Alan Boyle -
If NASA’s underwater practice session is any indication of what a real space mission to an asteroid will be like, you can expect to follow along with the exploration of a near-Earth asteroid via Facebook, Twitter and the Web — or whatever takes their place by the year 2025.
There’s a string of chats and webcasts that let you in on the action at the Aquarius deep-sea habitat during the simulated mission, known as NEEMO 16.
As the "16" suggests, the space agency has been doing NEEMO — NASA Extreme Environment Mission Operations — for more than a decade.
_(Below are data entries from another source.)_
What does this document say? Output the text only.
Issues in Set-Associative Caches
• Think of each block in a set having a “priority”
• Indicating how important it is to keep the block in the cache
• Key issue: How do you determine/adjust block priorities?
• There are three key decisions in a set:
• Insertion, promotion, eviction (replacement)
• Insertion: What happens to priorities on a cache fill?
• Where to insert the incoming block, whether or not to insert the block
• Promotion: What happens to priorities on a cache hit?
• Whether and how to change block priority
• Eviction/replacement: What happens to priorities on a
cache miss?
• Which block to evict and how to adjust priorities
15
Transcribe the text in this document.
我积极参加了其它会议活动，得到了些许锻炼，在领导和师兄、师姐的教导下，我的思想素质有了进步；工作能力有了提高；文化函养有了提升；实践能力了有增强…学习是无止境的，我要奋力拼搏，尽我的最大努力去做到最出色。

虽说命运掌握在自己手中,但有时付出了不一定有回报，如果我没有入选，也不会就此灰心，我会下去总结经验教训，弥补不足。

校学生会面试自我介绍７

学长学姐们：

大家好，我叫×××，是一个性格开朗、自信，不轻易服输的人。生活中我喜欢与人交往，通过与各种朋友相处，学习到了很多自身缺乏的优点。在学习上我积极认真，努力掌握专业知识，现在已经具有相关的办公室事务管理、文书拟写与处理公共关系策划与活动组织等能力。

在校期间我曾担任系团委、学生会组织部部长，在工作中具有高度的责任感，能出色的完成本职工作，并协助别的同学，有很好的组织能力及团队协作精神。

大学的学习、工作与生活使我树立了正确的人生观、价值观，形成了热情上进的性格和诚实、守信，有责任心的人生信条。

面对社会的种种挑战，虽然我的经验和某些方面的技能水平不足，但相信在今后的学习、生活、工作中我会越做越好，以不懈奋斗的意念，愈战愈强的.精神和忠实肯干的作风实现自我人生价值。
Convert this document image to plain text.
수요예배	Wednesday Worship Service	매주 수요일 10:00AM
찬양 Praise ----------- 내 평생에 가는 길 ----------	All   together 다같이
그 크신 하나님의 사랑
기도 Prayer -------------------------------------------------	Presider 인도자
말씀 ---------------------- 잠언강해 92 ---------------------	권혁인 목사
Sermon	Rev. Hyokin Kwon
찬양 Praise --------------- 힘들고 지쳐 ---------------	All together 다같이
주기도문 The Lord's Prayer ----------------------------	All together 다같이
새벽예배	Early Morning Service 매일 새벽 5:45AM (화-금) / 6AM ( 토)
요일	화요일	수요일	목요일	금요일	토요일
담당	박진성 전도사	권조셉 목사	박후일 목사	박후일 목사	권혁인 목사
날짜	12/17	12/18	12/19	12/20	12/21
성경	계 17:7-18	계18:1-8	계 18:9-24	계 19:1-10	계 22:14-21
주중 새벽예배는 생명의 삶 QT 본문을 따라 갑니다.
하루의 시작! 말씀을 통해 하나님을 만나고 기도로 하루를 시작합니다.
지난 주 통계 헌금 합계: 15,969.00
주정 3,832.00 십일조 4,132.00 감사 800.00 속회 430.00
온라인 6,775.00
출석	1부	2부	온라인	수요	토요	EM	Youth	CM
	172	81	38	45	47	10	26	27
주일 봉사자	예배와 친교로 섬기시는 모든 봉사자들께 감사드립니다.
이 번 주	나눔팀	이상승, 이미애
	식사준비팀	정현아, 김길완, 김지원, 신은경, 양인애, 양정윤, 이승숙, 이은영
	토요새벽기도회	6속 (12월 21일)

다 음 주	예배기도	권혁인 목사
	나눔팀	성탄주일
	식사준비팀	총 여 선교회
The idea is to simulate the logistics associated with an extended space mission, as well as the isolation, by sending an astronaut crew into the Aquarius, 63 feet (19 meters) below the Atlantic Ocean's surface in the Florida Keys, and have them practice the routines they'd be doing in scuba gear.
This summer's 12-day simulation began on Monday with the four-person crew's "splashdown" into the sea.
The NEEMO 16 crew is headed by NASA astronaut Dottie Metcalf-Lindenburger, who flew into space on the shuttle Discovery in 2010, and also includes Japanese astronaut Kimiya Yui, British astronaut Timothy Peake and Cornell astronomer Steve Squyres (who's the top scientist on the Mars rover team, the chairman of the NASA Advisory Council, and a veteran of NEEMO 15).
Aquarius habitat technicians Justin Brown and James Talacek play support roles underwater.